L'article 10 ter a été ajouté par l'Assemblée nationale, qui a cru bon de durcir encore davantage le régime de la garde à vue.
En matière de terrorisme, le régime de la garde à vue est, depuis 1986, dérogatoire au droit commun, puisque celle-ci peut être prolongée de quarante-huit heures. L'avocat, quant à lui, ne peut intervenir qu'au bout de la soixante-douzième heure, ce qui, vous en conviendrez, est un délai déjà relativement long.
Le nouvel article 10 ter se situe donc dans la logique de surenchère pénale que nous connaissons bien, puisque nous la subissons depuis près de trois ans.
Nous venons d'achever l'examen de l'article 9, qui aggrave les peines d'emprisonnement. La garde à vue pourrait ainsi durer, si l'article 10 ter était adopté, jusqu'à six jours d'affilée. L'avocat, quant à lui, ne pourrait intervenir qu'au bout de la quatre-vingt-seizième heure.
Pourquoi, dans ces conditions, ne pas interdire totalement la présence de l'avocat, ou même priver des droits de la défense une personne soupçonnée de terrorisme ? Ce n'est pas pour rien que j'ai cité tout à l'heure le cas des prisonniers de Guantanamo.
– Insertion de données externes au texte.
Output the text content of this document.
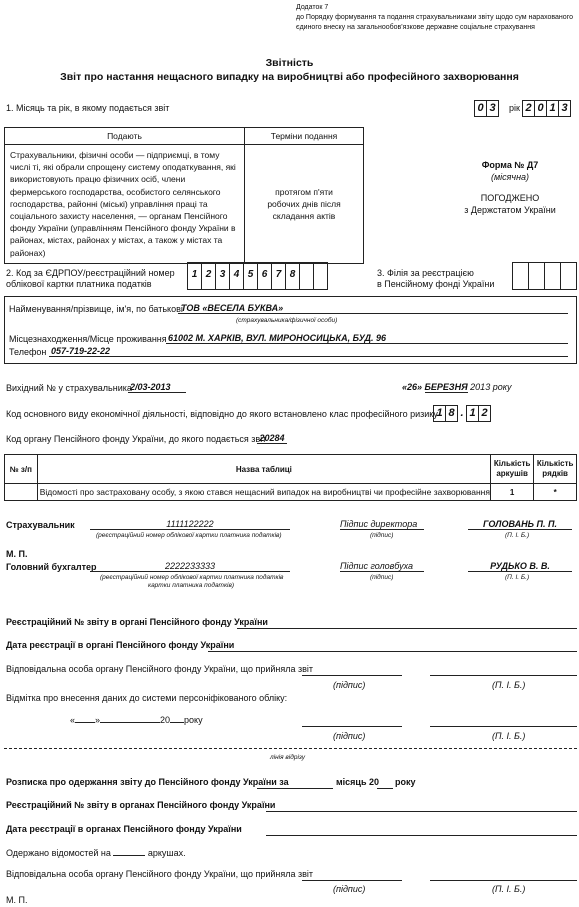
Додаток 7
до Порядку формування та подання страхувальниками звіту щодо сум нарахованого
єдиного внеску на загальнообов'язкове державне соціальне страхування
Звітність
Звіт про настання нещасного випадку на виробництві або професійного захворювання
1. Місяць та рік, в якому подається звіт	0 3 рік 2 0 1 3
Подають	Терміни подання
Страхувальники, фізичні особи — підприємці, в тому числі ті, які обрали спрощену систему оподаткування, які використовують працю фізичних осіб, члени фермерського господарства, особистого селянського господарства, районні (міські) управління праці та соціального захисту населення, — органам Пенсійного фонду України (управлінням Пенсійного фонду України в районах, містах, районах у містах, а також у містах та районах)	протягом п'яти робочих днів після складання актів
Форма № Д7
(місячна)
ПОГОДЖЕНО
з Держстатом України
2. Код за ЄДРПОУ/реєстраційний номер
облікової картки платника податків
1 2 3 4 5 6 7 8	3. Філія за реєстрацією
в Пенсійному фонді України
Найменування/прізвище, ім'я, по батькові
ТОВ «ВЕСЕЛА БУКВА»
(страхувальника/фізичної особи)
Місцезнаходження/Місце проживання 61002 М. ХАРКІВ, ВУЛ. МИРОНОСИЦЬКА, БУД. 96
Телефон 057-719-22-22
Вихідний № у страхувальника
2/03-2013	«26» БЕРЕЗНЯ 2013 року
Код основного виду економічної діяльності, відповідно до якого встановлено клас професійного ризику
1 8 . 1 2
Код органу Пенсійного фонду України, до якого подається звіт
20284
№ з/п	Назва таблиці	Кількість аркушів	Кількість рядків
	Відомості про застраховану особу, з якою стався нещасний випадок на виробництві чи професійне захворювання	1	*
Страхувальник	1111122222
(реєстраційний номер облікової картки платника податків)
Підпис директора
(підпис)
ГОЛОВАНЬ П. П.
(П. І. Б.)
М. П.
Головний бухгалтер	2222233333
(реєстраційний номер облікової картки платника податків
картки платника податків)
Підпис головбуха
(підпис)
РУДЬКО В. В.
(П. І. Б.)
Реєстраційний № звіту в органі Пенсійного фонду України
Дата реєстрації в органі Пенсійного фонду України
Відповідальна особа органу Пенсійного фонду України, що прийняла звіт
(підпис)	(П. І. Б.)
Відмітка про внесення даних до системи персоніфікованого обліку:
« »	20 року
(підпис)	(П. І. Б.)
лінія відрізу
Розписка про одержання звіту до Пенсійного фонду України за	місяць 20 року
Реєстраційний № звіту в органах Пенсійного фонду України
Дата реєстрації в органах Пенсійного фонду України
Одержано відомостей на	аркушах.
Відповідальна особа органу Пенсійного фонду України, що прийняла звіт
(підпис)	(П. І. Б.)
М. П.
Nous savons parfaitement que le fait de réduire le droit à la présence d'un avocat au cours de la garde à vue permet d'exercer toutes sortes de pressions sur la personne gardée à vue.
Par ailleurs, les raisons pouvant justifier une telle prolongation de la garde à vue sont particulièrement vagues, et donc dangereuses pour les libertés individuelles. En effet, un risque sérieux de l'imminence d'une action terroriste en France ou à l'étranger, ou bien les nécessités de la coopération internationale, si celles-ci le requièrent impérativement, suffiraient à justifier qu'une personne soit gardée à vue pendant six jours.
Le fait que le ministre de l'intérieur indique que la menace terroriste est « réelle et accrue » sans pour autant produire d'éléments concrets suffirait-il à prolonger la garde à vue ? Le fait d'activer et de maintenir le plan Vigipirate au niveau rouge constituerait-il également une raison suffisante pour prolonger une telle mesure ?
Vous devez tout de même convenir que le risque d'action terroriste à l'étranger est quasi permanent ! Cela pourrait-il néanmoins justifier une prolongation de la garde à vue ?
Nous savons très bien que les régimes dérogatoires censés s'appliquer dans un nombre de cas restreints - en l'occurrence le terrorisme - finissent bien souvent par s'appliquer à un ensemble de plus en plus vaste d'infractions. Nous l'avons vu encore récemment avec la loi Perben II concernant la criminalité organisée. Il y a fort à parier que cette disposition s'étende à l'avenir à d'autres catégories d'infractions et que les régimes d'exception deviennent la règle.
Enfin, il conviendrait de nous faire la démonstration du fait que la prolongation de la garde à vue constitue vraiment une mesure de prévention du terrorisme.
J'indique dès à présent que le groupe CRC demande un vote par scrutin public sur cet amendement.